ZombieStrippers

Genre : horreur, gore, trash (interdit aux - 16 ans)
Année : 2008
Durée : 1h34

Synopsis : Dans un futur proche, Kat, une jeune strip-teaseuse de Sartre, une ville tranquille du Nebraska est infectée par un mystérieux virus. Elle devient un zombie assoiffé de sang lui donnant des allures de tueuse lorsqu'elle fait ses shows. Elle devient l'attraction le plus populaire du club, rendant par cette occasion les autres filles terriblement jalouses. Mais le virus commence alors à se répandre... 

 

La critique :

Que les adulateurs de Cinéma Choc (mais enfin, qui êtes-vous ?) se rassérènent. Via cette chronique fastidieuse, nous ne commettrons pas l'offense de réitérer la genèse des films de zombies. Néanmoins, une petite piqûre de rappel s'impose. C'est à la fin des années 1960 que ce sous-registre du cinéma horrifique connaît ses premières lettres de noblesse via La nuit des morts-vivants (George A. Romero, 1968). A l'époque, cette production indépendante fait office de série B impécunieuse et destinée à sombrer dans les affres de la désuétude.
Pourtant, le long-métrage estourbit par sa violence rédhibitoire. Une matriarche est assaillie, puis tortorée par sa propre fillette transmutée en zombie carnassier. Les saynètes anthropophagiques s'amoncellent sur l'écran rougi et mettent à rude épreuve une horde de survivants, obligés se claustrer dans une demeure vétuste pour repousser les assauts répétés de zombies.

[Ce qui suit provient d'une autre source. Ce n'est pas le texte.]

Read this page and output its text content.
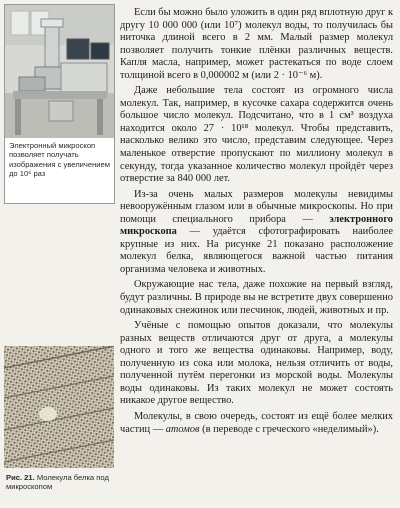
Электронный микроскоп позволяет получать изображения с увеличением до 10⁶ раз
Рис. 21. Молекула белка под микроскопом

Если бы можно было уложить в один ряд вплотную друг к другу 10 000 000 (или 10⁷) молекул воды, то получилась бы ниточка длиной всего в 2 мм. Малый размер молекул позволяет получить тонкие плёнки различных веществ. Капля масла, например, может растекаться по воде слоем толщиной всего в 0,000002 м (или 2 · 10⁻⁶ м).

Даже небольшие тела состоят из огромного числа молекул. Так, например, в кусочке сахара содержится очень большое число молекул. Подсчитано, что в 1 см³ воздуха находится около 27 · 10¹⁸ молекул. Чтобы представить, насколько велико это число, представим следующее. Через маленькое отверстие пропускают по миллиону молекул в секунду, тогда указанное количество молекул пройдёт через отверстие за 840 000 лет.

Из-за очень малых размеров молекулы невидимы невооружённым глазом или в обычные микроскопы. Но при помощи специального прибора — электронного микроскопа — удаётся сфотографировать наиболее крупные из них. На рисунке 21 показано расположение молекул белка, являющегося важной частью питания организма человека и животных.

Окружающие нас тела, даже похожие на первый взгляд, будут различны. В природе вы не встретите двух совершенно одинаковых снежинок или песчинок, людей, животных и пр.

Учёные с помощью опытов доказали, что молекулы разных веществ отличаются друг от друга, а молекулы одного и того же вещества одинаковы. Например, воду, полученную из сока или молока, нельзя отличить от воды, полученной путём перегонки из морской воды. Молекулы воды одинаковы. Из таких молекул не может состоять никакое другое вещество.

Молекулы, в свою очередь, состоят из ещё более мелких частиц — атомов (в переводе с греческого «неделимый»).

Pour la première fois à l'écran, un acteur Afro-Américain (Duane Jones) tient le haut de l'affiche dans un long-métrage horrifique. Ce personnage en déveine devra non seulement s'empoigner avec des morts-vivants affamés, mais aussi ferrailler contre l'hostilité de ses propres congénères. Chez George A. Romero, l'arrivée massive de zombies dans une contrée paumée des Etats-Unis ne tient pas la stochastique, loin de là... Ces êtres hideux et claudicants ressortent de leurs sépulcres et préfigurent des temps funestes, voire eschatologiques pour notre humanité en dissonance.
Chez Romero, l'horreur revêt des dimensions politiques, sociétales et idéologiques. Par ailleurs, le metteur en scène réitérera ses appétences sociologiques via Zombie - Dawn of The Dead (1978), Le Jour des Morts-Vivants (1985), Le territoire des morts (2005), Chronique des morts-vivants (2008) et Le vestige des morts-vivants (2008).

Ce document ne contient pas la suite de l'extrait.